23

Saying that I have two files: a.txt and b.txt.

The content of a.txt:

hello world

The content of b.txt:

hello world
something else

Of course I can use vimdiff to check their difference, I can make sure that a.txt is a subset of b.txt, which means that b.txt must contain all of lines existing in a.txt (just like the example above).

My question is how to record lines which exists in b.txt but doesn't exist in a.txt into a file?

Yves
  • 3,291
  • possible duplicate https://unix.stackexchange.com/questions/114877/how-to-know-if-a-text-file-is-a-subset-of-another – Wissam Roujoulah Mar 06 '18 at 06:51
  • @WissamRoujoulah You see, I don't need to check if a.txt is a subset of b.txt. I've already known that a.txt is a subset of b.txt. My question is how to print the difference into a file. – Yves Mar 06 '18 at 06:56

4 Answers4

32
comm -1 -3 a.txt b.txt > c.txt

The -1 excludes lines that are only in a.txt, and the -3 excludes lines that are in both. Thus only the lines exclusively in b.txt are output (see man comm or comm --help for details). The output is redirected to c.txt

If you want the difference between the two files, use diff rather than comm. e.g.
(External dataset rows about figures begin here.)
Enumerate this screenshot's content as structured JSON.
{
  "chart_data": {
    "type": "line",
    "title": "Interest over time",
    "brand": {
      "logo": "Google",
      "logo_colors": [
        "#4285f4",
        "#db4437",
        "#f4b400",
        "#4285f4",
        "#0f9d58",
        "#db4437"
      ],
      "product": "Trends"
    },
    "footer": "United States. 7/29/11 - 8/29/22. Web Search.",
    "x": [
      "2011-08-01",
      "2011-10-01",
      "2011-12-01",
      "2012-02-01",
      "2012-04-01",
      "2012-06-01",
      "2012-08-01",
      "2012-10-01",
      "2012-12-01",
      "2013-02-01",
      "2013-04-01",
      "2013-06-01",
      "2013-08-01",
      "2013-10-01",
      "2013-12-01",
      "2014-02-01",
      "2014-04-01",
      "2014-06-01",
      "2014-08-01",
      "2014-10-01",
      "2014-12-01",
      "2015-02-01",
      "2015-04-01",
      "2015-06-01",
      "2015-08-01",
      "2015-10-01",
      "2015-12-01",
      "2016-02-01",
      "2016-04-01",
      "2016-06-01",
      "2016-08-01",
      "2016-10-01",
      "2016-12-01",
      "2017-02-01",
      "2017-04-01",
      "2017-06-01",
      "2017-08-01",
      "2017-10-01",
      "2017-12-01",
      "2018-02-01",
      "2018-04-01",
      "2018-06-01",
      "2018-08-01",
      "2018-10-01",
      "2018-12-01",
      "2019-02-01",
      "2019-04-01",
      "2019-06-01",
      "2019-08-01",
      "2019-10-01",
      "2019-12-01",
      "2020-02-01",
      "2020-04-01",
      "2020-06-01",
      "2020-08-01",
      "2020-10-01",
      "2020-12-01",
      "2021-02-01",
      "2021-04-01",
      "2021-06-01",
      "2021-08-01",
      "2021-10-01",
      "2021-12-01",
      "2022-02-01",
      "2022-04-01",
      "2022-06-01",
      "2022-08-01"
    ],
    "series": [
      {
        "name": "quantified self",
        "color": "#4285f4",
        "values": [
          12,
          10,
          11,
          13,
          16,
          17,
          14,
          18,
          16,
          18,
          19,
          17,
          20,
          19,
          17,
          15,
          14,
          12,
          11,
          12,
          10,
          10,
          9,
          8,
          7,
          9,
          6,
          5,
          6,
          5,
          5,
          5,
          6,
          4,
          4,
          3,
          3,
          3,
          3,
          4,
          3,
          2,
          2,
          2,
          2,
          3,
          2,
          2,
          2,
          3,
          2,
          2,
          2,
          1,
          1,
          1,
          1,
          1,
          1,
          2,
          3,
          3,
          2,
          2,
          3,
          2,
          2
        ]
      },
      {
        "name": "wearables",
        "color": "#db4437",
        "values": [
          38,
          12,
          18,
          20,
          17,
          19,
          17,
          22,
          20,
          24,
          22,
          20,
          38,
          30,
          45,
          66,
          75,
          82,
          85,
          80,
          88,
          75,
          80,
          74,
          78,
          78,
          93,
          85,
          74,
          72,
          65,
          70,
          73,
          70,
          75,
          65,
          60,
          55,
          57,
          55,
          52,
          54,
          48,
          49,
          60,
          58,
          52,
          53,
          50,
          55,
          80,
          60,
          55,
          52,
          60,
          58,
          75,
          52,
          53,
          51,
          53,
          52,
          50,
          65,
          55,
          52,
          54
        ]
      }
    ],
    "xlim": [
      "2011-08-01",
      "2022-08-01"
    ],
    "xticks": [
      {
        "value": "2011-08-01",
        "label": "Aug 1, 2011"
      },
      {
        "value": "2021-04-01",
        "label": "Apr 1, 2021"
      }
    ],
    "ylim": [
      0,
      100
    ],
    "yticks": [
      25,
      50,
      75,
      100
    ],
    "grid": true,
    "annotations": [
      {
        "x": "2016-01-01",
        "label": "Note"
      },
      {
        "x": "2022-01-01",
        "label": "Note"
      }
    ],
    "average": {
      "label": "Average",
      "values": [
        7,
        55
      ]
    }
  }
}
diff -u a.txt b.txt > c.txt
cas
  • 78,579
  • 1
    +1. comm looks like a very handy command during file comparison. But diff -u is giving a bunch of other information as well. – Utsav Mar 06 '18 at 07:18
  • 1
    The extra information from diff is context and instructions (e.g. - to delete a line, + to add a line) that allow b.txt to be reconstructed from a.txt and c.txt - i.e. c.txt is a patch file, understood by the patch program. Also simple enough for people to easily understand. BTW, diff has several different output styles, -u is the "unified diff" format. There are also various specialised version of diff - e.g. to do side-by-side comparisons, or compare 3 files at once, or find word differences within a line. colordiff is also handy for colourising diff output. – cas Mar 06 '18 at 07:41
  • If the a.txt and b.txt files are not sorted you will get a warning. To avoid the warning and the sorting use the --nocheck-order flag. – Skek Tek May 09 '19 at 12:05
6

If you dont care for subset, you can use just

diff a.txt b.txt|grep ">"|cut -c 3- > foo.txt

.

$ cat a.txt
hello world
$ cat b.txt
hello world
something else
$ diff a.txt b.txt|grep ">"|cut -c 3- > foo.txt
$ cat foo.txt
something else
Utsav
  • 450
1

Limitation: this is not a real file diff, more like a set of the lines diff (but you may need exactly this).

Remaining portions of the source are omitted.